Началась проверка. Каждый, кого называли, должен был выйти на два шага из своего ряда, подойти к столику и назвать заново имя и отчество, параграф, по которому был судим, и срок заключения. Тогда начальник конвоя, который сопровождал нас в пути, принимал личное дело арестанта, который переходил при этом на другую сторону двора.

Мы уже стояли там некоторое время. Ворота раскрылись, прибыл "черный ворон", нас втолкнули туда, и машина тронулась. Куда нас везут - этого никто не знал. К счастью, поездка продолжалась недолго. Когда мы вышли из машины, то я убедился, что находимся недалеко от ашхабадского вокзала.

Падал легкий снег. Нас подвезли к отдельному перрону, где уже стоял особый вагон для заключенных, так называемый "вагон-зак" или, как народ его называл, "столыпинский вагон", по имени царского министра внутренних дел Столыпина, который прославился своей жестокостью еще в начале двадцатого столетия.

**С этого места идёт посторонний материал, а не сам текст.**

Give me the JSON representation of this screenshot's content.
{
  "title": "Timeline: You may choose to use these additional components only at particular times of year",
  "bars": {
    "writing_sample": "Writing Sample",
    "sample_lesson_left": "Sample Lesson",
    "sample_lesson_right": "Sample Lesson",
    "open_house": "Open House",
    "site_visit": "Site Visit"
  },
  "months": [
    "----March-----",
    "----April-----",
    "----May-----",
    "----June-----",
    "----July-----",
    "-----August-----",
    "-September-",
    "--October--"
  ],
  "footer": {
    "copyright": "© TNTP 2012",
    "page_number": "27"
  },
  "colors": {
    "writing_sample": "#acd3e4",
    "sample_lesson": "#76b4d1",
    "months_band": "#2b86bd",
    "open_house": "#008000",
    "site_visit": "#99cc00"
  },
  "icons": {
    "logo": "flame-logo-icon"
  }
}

Охраняемые вооруженными солдатами, мы стояли построенные у дверей вагона. Вызывали нас по алфавиту. В вагоне были 3 камеры и кабина для охраны. В каждой камере было двое нар, сбитых из голых грязных досок; туда затолкали 20 заключенных. Теснота страшная: негде повернуться, мы были тесно прижаты друг к другу. К тому же каждый прижимал к себе свои пожитки, чтобы их не украли, потому что величайшим сокровищем арестанта была пайка хлеба и соленая рыба, что являлось нашим единственным питанием на дорогу. Никто не знал, на сколько времени этого продовольствия должно хватить.

Охранник закрыл за нами дверь и начал шагать по коридору из конца в конец. Время от времени он наблюдал за нами через окошко в двери.

 

- 78 -

Вдруг последовал сильный толчок, и нас всех подбросило и свалило друг на друга. Оказалось, что прицепили вагон к паровозу, который до этого маневрировал по рельсам железнодорожного узла. Снова удар - на этот раз нас прицепили к длинному грузовому составу.

Послышался свисток паровоза, и наш вагон рванулся с места. Начался длинный путь, полный тяжких испытаний и страданий.

Мы ехали на юг, по направлению к Узбекистану. Поезд двигался медленно, не прибавляя скорости, через плоские и пустые местности, но мы почти ничего не видели, т. к. окошки были маленькие и к тому же еще зарешеченные.

Как только каждый из нас успел захватить место на нарах, то все сразу набросились на еду. Каждый получил перед отправкой буханку липкого черного хлеба, весом с килограмм, и четыре рыбки, с которых капала соль. Ножа не было, нечем было резать хлеб и чистить рыбки. Не было и воды для того, чтобы хоть немного смыть соль с рыб. Поэтому мы зубами отрывали то кусок хлеба, то кусок рыбы. Большинство заключенных не могли удержаться и съедали все за один раз, не думая о том, что будет завтра. Я оставил часть еды на другой раз. Наступила ночь, измученный усталостью и переживаниями, я сразу уснул. Долго спать не удалось, потому что съеденная селедка давала себя знать; безумно мучила жажда, все начали стучать в дверь, умоляя дать им хоть немного воды.

Так продолжалось до утра, пока поезд не остановился на какой-то станции для того, чтобы сменить паровоз. Охранники принесли нам "кипяток", т. е. горячую воду, которая имеется в избытке на каждой железнодорожной станции в Советском Союзе. Этого кипятка должно было хватить на целый день, т. к. посуды, куда бы можно было набрать запас воды, у нас не было.

К счастью, на этот раз мы мучились недолго. Вечером поезд остановился. Мы почувствовали, что наш вагон отцепляют от длинного состава.

Открылись двери, и нам велели выходить.

Мы очутились на перроне, построенном отдельно возле запасного пути. На расстоянии нескольких сот метров виднелась большая железнодорожная станция. Мы прибыли в Ташкент, столицу Узбекистана.